Я нервно раздираю ногтями кожу у своих пальцев, так долго, что на моих брюках появляются оторванные кусочки сухой кожи. Я стряхиваю их со своих коленей и выпиваю полбутылки воды без газа. Во рту пересохло, руки немного трясутся от напряжения. В конце концов, я не каждый день кого-нибудь похищал. Это был особый день.
Я сижу в своей машине у одного из богатеньких клубов Лондона, где богемная молодежь предпочитала проводить пятничные вечера. Уже давно стемнело. На часах глубоко за полночь. Мой фургон стоит поодаль от неоновых вывесок, так привлекающих внимание. Толпы пьяных девиц входят в клуб, а после вываливаются угашенные под завязку. Молодые, богатенькие и безбашенные отпрыски миллионеров и элиты Лондона. Я не скрывал своей ненависти к этим ублюдкам. Мимо проезжает полицейская машина, и я резко пригибаю голову вниз, боясь вызвать хоть малейшее подозрение. Когда они уезжают, я тут же приковываю свой взгляд ко входу в надежде ничего не упустить из виду. Я вновь смотрю на часы. Уже скоро. Нервишки шалят, и тревожность всё равно накатывает мелкими волнами, я тарабаню пальцами по рулю и озираюсь по сторонам бешеным взглядом. Время будто тянется как резина.
Через час я вижу знакомые силуэты, его помощник выходит, подпирая его за бок, тот идет, ковыляя, едва перебирая ногами, Он меньше ростом, поэтому ему приходится прикладывать некоторые усилия, чтобы дотащить до машины его пьяное тело. Он открывает заднюю дверь и осторожно кладет его на сиденье, тот пытается что-то сказать, но выходит с трудом. Он периодически машет руками пытаясь цепляться за окружающие его предметы, но все безрезультатно.
Парнишка садится за руль, пристегивает ремень и включает зажигание. Я следую его примеру. Его машина трогается с места, а за ней, не отставая, но и не прибавляя газа, следую я. Город почти пуст и потому я держусь на довольном большом расстоянии. Он заворачивает, и то же самое делаю я. Он поворачивает на Уолтон-стрит и прямиком оказывается в районе Найтсбридж, поначалу меня останавливает один из светофоров, но потом я их нагоняю. Проехав полпути, он заезжает на частную территорию и замедляет скорость. Я, чтоб не привлекать внимание к фургону, паркую его, не доезжая до места метров пятьдесят. Пока он его вытащит, пройдет пару минут, этого времени будет достаточно, чтобы пройти это расстояние и занять удобную позицию. Я так и делаю.
— Ну же, черт, — он пыхтит, пытаясь вытащить его из машины, но тот гораздо выше его, да еще и пьян в стельку. Отлично.

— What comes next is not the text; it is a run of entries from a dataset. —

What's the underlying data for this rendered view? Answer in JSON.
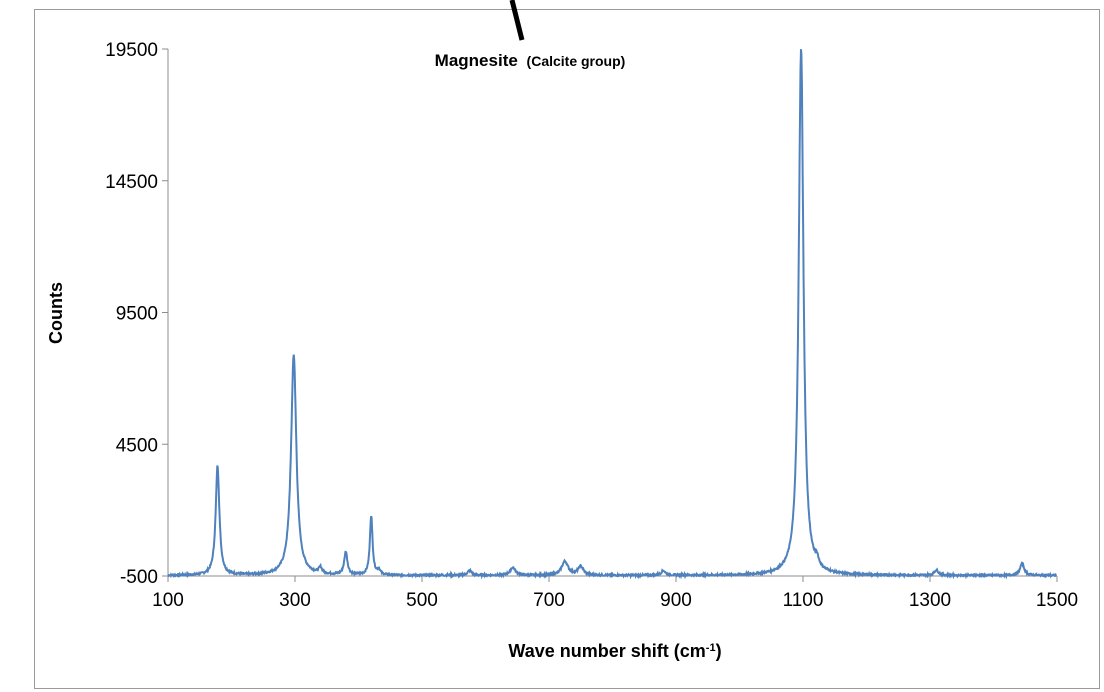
{
  "chart_data": {
    "type": "line",
    "title": "Magnesite",
    "title_suffix": "(Calcite group)",
    "xlabel_main": "Wave number shift (cm",
    "xlabel_sup": "-1",
    "xlabel_end": ")",
    "ylabel": "Counts",
    "xlim": [
      100,
      1500
    ],
    "ylim": [
      -500,
      19500
    ],
    "x_ticks": [
      "100",
      "300",
      "500",
      "700",
      "900",
      "1100",
      "1300",
      "1500"
    ],
    "y_ticks": [
      "-500",
      "4500",
      "9500",
      "14500",
      "19500"
    ],
    "series_color": "#4f81bd",
    "baseline": -480,
    "peaks": [
      {
        "x": 178,
        "y": 3680,
        "width": 3.5
      },
      {
        "x": 298,
        "y": 7900,
        "width": 5
      },
      {
        "x": 340,
        "y": -250,
        "width": 3
      },
      {
        "x": 380,
        "y": 400,
        "width": 3
      },
      {
        "x": 420,
        "y": 1780,
        "width": 2.5
      },
      {
        "x": 432,
        "y": -300,
        "width": 3
      },
      {
        "x": 575,
        "y": -300,
        "width": 4
      },
      {
        "x": 643,
        "y": -180,
        "width": 5
      },
      {
        "x": 725,
        "y": 50,
        "width": 6
      },
      {
        "x": 750,
        "y": -150,
        "width": 5
      },
      {
        "x": 880,
        "y": -300,
        "width": 4
      },
      {
        "x": 1097,
        "y": 19550,
        "width": 4.5
      },
      {
        "x": 1122,
        "y": -200,
        "width": 3
      },
      {
        "x": 1310,
        "y": -280,
        "width": 4
      },
      {
        "x": 1445,
        "y": -30,
        "width": 4
      }
    ]
  }
}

Я достаю из бардачка пузырек с клофелином, смачиваю ватную салфетку, поспешно закрываю и быстрым шагом, почти бегом, направляюсь к их машине. Расстояние сокращается, а сердце колотится с каждым пройденным метром все сильнее. Я сжимаю салфетку в руках и почти вплотную подхожу к нему сзади. Из салона машины торчит только половина его тела, вторая пытается совладать с пьяным хозяином. Безрезультатно. Он что-то бубнит под нос, но ничего не понимает. Я резким движением просовываю руку к его носу и с силой прижимаю салфетку с клофелином, он хватает меня за руки и пытается царапать ногтями мою кожу, а я еще крепче прижимаю салфетку к его носу. Он ниже меня почти на голову, поэтому никаких хлопот с ним не возникает. Когда его тело безжизненно обмякло в моих руках, я решил закинуть его в салон автомобиля, туда, где сейчас лежал Клэймор. Тело завалилось и упало между передним и задним сидением. Тело Клэймора тихо лежит и посапывает на заднем пассажирском сидении. Я аккуратно, чтоб не разбудить, беру его под руки и легким движением вытаскиваю наружу. Снова оглядываюсь. Я знаю, что он живет только с этим парнишкой, а остальная обслуга в это время обычно спит, встают они ближе к шести утра, чтоб успеть приготовить ему завтрак из трех блюд и надраить всё до блеска. Поэтому о внезапно появившихся гостях я не сильно волнуюсь.
— Тихо, тихо, все хорошо, — я пытаюсь успокоить его, когда он начинает опять что-то бубнить себе под нос. Он пьяный вдрызг. Уверен, что очнулся бы он сейчас и посмотрел мне в лицо, то не заметил бы никакой разницы.
Я беру его под бок и веду к своему фургону. Он еле перебирает пьяными ногами, его левая рука безжизненно болтается у меня на плече, а я ускоряю шаг, хватит тут копаться.
— Илай, — он пьяно перебирает языком, но то, что выходит больше похоже на невнятное бормотание, — ты должен принести мне закуски…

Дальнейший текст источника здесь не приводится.